We have talked about moving forces over long distance.

One important part of a horses diet is good clean hay or grass.  
I just found this:
http://www.localhistories.org/middle.html
Does this mean they just piled hay and no means to bale it? I have recently read of the Amish using a device to pile hay in a large stack, but does not mention how they move it, or keep it dry. I am sure people might have tied bundles of hay with rope, but how big and how stackable?

Wet hay means:
1.mold or fungus that will kill a horse 2. a potential fire hazard as heat builds up from decomposing wet hay under pressure.

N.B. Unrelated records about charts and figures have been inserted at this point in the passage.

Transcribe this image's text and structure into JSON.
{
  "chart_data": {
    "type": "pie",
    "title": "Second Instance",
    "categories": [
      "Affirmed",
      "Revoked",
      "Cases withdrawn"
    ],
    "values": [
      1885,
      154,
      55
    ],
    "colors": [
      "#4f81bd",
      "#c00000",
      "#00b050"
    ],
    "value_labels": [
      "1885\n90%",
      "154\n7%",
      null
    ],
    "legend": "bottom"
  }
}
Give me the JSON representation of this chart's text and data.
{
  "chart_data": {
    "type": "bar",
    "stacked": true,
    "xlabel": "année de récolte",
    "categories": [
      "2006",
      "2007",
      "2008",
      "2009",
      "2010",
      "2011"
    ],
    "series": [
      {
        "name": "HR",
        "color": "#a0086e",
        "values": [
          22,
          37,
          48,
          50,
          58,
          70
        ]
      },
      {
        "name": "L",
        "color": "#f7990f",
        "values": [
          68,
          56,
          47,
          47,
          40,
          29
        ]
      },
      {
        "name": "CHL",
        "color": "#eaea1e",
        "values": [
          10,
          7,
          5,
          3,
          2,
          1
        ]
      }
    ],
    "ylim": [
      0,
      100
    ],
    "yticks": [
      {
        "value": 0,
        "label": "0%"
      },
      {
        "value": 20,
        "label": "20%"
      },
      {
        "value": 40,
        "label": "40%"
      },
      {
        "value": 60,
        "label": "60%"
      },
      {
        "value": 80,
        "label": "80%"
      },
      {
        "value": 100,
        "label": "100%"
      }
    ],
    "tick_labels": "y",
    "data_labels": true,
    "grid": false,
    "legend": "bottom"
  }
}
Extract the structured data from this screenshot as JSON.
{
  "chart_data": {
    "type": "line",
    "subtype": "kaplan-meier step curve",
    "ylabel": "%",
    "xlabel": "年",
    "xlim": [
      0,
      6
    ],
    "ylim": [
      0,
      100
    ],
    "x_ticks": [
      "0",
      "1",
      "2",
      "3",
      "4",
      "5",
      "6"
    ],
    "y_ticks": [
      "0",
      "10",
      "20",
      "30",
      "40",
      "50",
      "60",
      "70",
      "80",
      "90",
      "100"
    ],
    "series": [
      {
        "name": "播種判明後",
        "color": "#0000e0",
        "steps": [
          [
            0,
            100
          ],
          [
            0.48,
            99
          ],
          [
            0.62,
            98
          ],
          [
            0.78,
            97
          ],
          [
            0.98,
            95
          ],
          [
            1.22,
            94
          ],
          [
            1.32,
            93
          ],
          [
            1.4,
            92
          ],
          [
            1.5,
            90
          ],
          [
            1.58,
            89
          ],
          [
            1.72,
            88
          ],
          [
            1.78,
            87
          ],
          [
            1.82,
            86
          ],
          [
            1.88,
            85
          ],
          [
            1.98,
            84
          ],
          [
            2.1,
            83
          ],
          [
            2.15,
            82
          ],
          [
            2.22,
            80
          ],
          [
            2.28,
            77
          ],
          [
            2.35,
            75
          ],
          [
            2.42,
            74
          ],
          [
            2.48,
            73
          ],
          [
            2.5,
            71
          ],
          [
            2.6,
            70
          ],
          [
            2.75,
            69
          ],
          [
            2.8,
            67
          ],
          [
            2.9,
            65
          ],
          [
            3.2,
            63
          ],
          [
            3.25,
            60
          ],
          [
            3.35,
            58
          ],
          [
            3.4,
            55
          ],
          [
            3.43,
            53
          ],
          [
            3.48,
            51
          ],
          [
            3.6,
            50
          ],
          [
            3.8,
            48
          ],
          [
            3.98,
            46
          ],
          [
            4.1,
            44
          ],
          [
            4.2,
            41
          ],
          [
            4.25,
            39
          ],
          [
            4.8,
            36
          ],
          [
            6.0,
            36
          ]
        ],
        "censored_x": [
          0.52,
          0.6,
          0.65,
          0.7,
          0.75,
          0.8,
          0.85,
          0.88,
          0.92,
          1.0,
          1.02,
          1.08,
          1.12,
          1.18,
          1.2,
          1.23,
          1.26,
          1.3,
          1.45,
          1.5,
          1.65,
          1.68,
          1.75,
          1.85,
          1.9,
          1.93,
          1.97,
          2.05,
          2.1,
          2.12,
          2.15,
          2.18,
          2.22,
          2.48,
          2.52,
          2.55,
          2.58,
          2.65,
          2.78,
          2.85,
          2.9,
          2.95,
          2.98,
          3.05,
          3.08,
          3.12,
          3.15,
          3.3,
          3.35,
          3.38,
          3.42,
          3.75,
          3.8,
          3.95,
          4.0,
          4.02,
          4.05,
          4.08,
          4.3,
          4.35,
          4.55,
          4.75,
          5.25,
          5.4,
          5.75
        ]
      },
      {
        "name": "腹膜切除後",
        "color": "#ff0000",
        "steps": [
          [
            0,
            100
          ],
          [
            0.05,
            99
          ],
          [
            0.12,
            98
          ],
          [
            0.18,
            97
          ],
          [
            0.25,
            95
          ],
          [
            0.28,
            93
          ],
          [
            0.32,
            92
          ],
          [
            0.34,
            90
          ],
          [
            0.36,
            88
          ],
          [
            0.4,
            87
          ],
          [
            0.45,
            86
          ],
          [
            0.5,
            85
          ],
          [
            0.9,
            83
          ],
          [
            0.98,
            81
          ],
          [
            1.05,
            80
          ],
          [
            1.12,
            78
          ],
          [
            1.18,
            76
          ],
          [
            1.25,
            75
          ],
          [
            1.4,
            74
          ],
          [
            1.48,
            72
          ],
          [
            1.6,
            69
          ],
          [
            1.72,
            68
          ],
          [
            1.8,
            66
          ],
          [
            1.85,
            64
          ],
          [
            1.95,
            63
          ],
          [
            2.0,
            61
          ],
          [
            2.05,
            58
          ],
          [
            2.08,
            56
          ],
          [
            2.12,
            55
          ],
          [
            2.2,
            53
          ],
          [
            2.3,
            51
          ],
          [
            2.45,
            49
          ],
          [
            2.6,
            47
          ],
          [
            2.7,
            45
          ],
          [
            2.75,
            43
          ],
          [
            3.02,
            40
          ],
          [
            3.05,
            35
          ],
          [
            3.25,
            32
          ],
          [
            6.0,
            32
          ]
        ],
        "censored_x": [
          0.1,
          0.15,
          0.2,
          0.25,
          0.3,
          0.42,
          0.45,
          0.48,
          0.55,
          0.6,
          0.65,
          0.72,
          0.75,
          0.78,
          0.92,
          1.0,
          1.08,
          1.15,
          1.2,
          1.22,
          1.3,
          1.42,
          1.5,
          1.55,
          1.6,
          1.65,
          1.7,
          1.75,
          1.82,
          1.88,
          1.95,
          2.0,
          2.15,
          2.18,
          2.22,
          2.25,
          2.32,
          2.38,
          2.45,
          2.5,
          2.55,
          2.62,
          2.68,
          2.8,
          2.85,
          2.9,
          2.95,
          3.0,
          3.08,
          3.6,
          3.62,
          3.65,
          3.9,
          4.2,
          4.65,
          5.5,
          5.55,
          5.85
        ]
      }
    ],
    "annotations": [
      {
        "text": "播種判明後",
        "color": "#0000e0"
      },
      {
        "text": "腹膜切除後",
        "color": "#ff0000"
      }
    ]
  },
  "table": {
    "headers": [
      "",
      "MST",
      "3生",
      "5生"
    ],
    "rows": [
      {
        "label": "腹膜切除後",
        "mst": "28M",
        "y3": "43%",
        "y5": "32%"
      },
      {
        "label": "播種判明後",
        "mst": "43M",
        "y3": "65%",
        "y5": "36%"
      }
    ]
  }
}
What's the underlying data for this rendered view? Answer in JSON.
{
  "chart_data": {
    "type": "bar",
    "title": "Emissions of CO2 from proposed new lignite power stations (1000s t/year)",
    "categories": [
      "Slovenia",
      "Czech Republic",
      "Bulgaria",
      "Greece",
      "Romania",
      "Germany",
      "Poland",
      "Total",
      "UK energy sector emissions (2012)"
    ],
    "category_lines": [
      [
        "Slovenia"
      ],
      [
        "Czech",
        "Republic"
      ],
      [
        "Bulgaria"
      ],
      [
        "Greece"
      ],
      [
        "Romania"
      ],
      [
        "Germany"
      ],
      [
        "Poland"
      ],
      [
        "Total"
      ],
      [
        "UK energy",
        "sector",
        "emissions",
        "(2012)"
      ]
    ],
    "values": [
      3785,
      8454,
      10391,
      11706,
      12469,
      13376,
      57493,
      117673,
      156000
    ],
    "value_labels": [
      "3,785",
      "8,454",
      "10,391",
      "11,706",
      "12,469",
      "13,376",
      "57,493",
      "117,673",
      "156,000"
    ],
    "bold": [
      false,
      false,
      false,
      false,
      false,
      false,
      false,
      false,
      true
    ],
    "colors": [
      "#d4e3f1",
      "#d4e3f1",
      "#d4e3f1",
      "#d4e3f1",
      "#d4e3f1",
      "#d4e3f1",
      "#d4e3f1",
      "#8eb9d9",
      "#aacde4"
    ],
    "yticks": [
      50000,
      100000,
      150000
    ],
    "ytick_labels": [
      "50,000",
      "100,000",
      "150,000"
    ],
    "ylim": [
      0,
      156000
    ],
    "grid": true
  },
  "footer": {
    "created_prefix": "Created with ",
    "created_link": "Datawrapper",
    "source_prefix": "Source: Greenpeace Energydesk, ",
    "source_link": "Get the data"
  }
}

So when traveling, time would have to be spent on grazing horses, as transporting edible hay would be very difficult.

Modern hay bales weigh between 40-100 pounds, which will last a single horse 3-4 days(2flakes/feeding 2 feedings a day with 14-16 flakes a bale.). Imagine how many modern hay bales it would take to feed a dozen horses for several weeks/months, and still carry the items needed to travel with on a wagon and still be pulled by animals.


----------



## JCFarnham (Mar 6, 2012)

Modern grazing animals to me tend to be more likely to nibble on fresh grown grass than touch the hay left for them (though they sure do get excited by it, if its not there they'll find something similar to have instead, or just go with out...). There is usually couple of horses on one of our field next door (not our animals mind), and while their owners _do_ put out some for them, only very rarely have I seen them picking at it. 

I'm not a expert let that be known.

Here are my own thoughts on a solution to this logistics problem. While you would surely want to carry as much specialised feed as you can for your horses, you would need to cut back for speed of movement. The surplus nutrients needed then would have to come from "found" or "borrowed" edibles in a nose bag, or the natural way (grass, weeds, fruit on low branches, etc.) or perhaps you could instead wear the horse down to uselessness and exchange it for a fresh one. "Don't spare the horses" comes to mind.

Surely someone will be able to find you some quantifiable knowledge soon but in the mean time I hope my own helps some or at least drawing your attention to issues on which you can later focus your research


----------



## SeverinR (Mar 6, 2012)

definately fresh is always better then cut, by the animals and by humans transporting them.

Hay would only be carried if they could not get fresh along the way. drought fields, desert and Frozen winter come to mind. 
The dangers of travel in desert or winter discouraged long travel, let alone carrying fiberous edibles.
Otherwise just camping near a field of grass would satisfy the horses, but they need time to graze, and still get sleep before the next morning ride.

Horses will grab a bite here and there on the road, but doesn't add much to the diet, because of the bit in their mouth, mostly a boredom chew.  Also a horse that stops to nibble slows the group down considerably.  So eating on the road was not possible for the horse.
Theoretically, if you hung a feeding bag to the back of a wagon, with a horse that didn't have to have a bit(yes, some horses can be ridden without a bit(hackmore or by leg pressure) the horse could eat while walking, probably not great for digestion but...
Horse without reins bareback
Bareback riding WITHOUT reins performed by Stacy Westfall - YouTube

this makes me miss my horse


----------